PORT TOWNSEND — Buddy Holly would be 75 on Wednesday, an event that Barney Burke thinks is worth commemorating.
On Friday, Burke, a host on KPTZ 91.9 FM, taped a two-hour special that included a cross section of Holly’s music, along with the high points of the research Burke has conducted for the last four months, when he first had the idea of marking the date.
The Holly special will air from 7 p.m. to 9 p.m. on KPTZ 91.9 FM.
It was taped because Burke, a Jefferson County Public Utility District commissioner and former Port Townsend newspaper reporter, will be out of town on PUD business during Holly’s birthday.
He expects that it will be aired only occasionally after its initial broadcast, but thinks it’s well worth the effort.
“It’s the same thing as when I worked for the newspaper and worked for several weeks on an article that was published one time,” Burke said.
“With this show, it will give me satisfaction that people will listen to it and enjoy it just once.”
Holly, who was born Sept. 7, 1936, in Lubbock, Texas, died in a plane crash on Feb. 3, 1959, following a performance at the Surf Ballroom in Clear Lake, Iowa.
At 22 years old, Holly had released just three albums during a four-year recording career, but dozens of posthumous releases have surfaced.
Burke owns just about every one, and featured a choice 46 songs for his tribute, including an obscure 45 RPM EP he borrowed from Port Townsend resident Leslie Sweeney, who bought the record as a teenager.
This exceeds the average of 37 selections Burke plays during his regular Friday night blues show, because many of Holly’s songs were under two minutes — reflecting how radio in the 1950s forced artists to keep it brief.
Many of the songs Burke plays are alternate versions of what may be familiar, which he determines to be more interesting (although not always superior, he noted).
During the program, he plays the songs more or less chronologically while inserting a healthy dose of trivia, such as how Holly recorded both as a solo artist and as a member of the Crickets, so named after discarding another name, “The Beetles.”

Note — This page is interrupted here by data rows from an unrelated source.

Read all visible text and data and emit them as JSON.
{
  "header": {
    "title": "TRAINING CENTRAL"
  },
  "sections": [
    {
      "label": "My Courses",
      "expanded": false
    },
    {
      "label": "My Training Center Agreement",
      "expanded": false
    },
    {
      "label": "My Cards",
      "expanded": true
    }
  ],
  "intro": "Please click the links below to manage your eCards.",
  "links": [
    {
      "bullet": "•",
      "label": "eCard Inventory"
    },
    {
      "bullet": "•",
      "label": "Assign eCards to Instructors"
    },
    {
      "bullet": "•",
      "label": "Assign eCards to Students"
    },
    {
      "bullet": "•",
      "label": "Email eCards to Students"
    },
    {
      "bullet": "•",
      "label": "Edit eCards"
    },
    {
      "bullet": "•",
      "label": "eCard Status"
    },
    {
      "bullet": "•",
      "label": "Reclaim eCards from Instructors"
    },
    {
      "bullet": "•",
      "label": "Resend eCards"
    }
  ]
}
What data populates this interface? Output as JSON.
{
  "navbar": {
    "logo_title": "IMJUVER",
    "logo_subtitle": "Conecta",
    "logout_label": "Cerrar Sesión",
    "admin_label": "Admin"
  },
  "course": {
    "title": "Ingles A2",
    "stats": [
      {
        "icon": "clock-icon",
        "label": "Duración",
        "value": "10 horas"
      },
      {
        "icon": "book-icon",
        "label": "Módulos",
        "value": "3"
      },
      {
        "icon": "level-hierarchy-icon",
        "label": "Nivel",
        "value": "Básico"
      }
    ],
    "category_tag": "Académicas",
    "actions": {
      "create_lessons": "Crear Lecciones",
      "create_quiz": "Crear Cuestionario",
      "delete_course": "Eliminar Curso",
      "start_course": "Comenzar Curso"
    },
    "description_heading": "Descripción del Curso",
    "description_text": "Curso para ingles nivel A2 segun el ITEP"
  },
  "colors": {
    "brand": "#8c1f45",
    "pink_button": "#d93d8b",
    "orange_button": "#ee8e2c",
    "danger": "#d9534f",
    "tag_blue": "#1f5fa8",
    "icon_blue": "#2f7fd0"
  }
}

That same name was used by another group with a slightly different spelling, as a backhanded tribute to Holly.
The Beatles cover of a Holly tune is the obscure 1962 “Crying Waiting Hoping” sung by George Harrison and with Pete Best on drums instead of their prominent Holly track, 1964’s “Words of Love.”
During the taping, Burke refers to a lengthy script which he often misreads and re-reads.
“When I am taping and make a mistake I’d rather just leave it in instead of editing it out,” he said.
“When you edit something, it can take hours, but it doesn’t really make it any better.”
While speculation is never definitive, Burke thinks Holly would have continued to evolve as a musician.
“At the time of his death, he had signed up for acting lessons at Lee Strasburg’s Actor’s Studio New York, and said he wanted to record with Ray Charles and learn to play Flamenco guitar,” Burke said.
“Can you imagine how that might have changed the course of popular music?
“Think of all the kinds of music that Ray Charles played and influenced, and the way Bob Dylan still continues to re-invent both his own music and the music that has influenced him,” Burke said.
“Holly was just taking off when he was allowed to, at last, produce his music the way he envisioned it.”
Burke’s enthusiasm for Holly is for both the music and the era.
“I love the 1950s,” he said.
“I was born in the 1950s. My house was built in the 1950s. I drive a car built in the 1950s.
“It was a great time and there was some great music.
“Fifty years after Holly’s death, people still love to play his music, and it continues to inspire new generations of musicians.”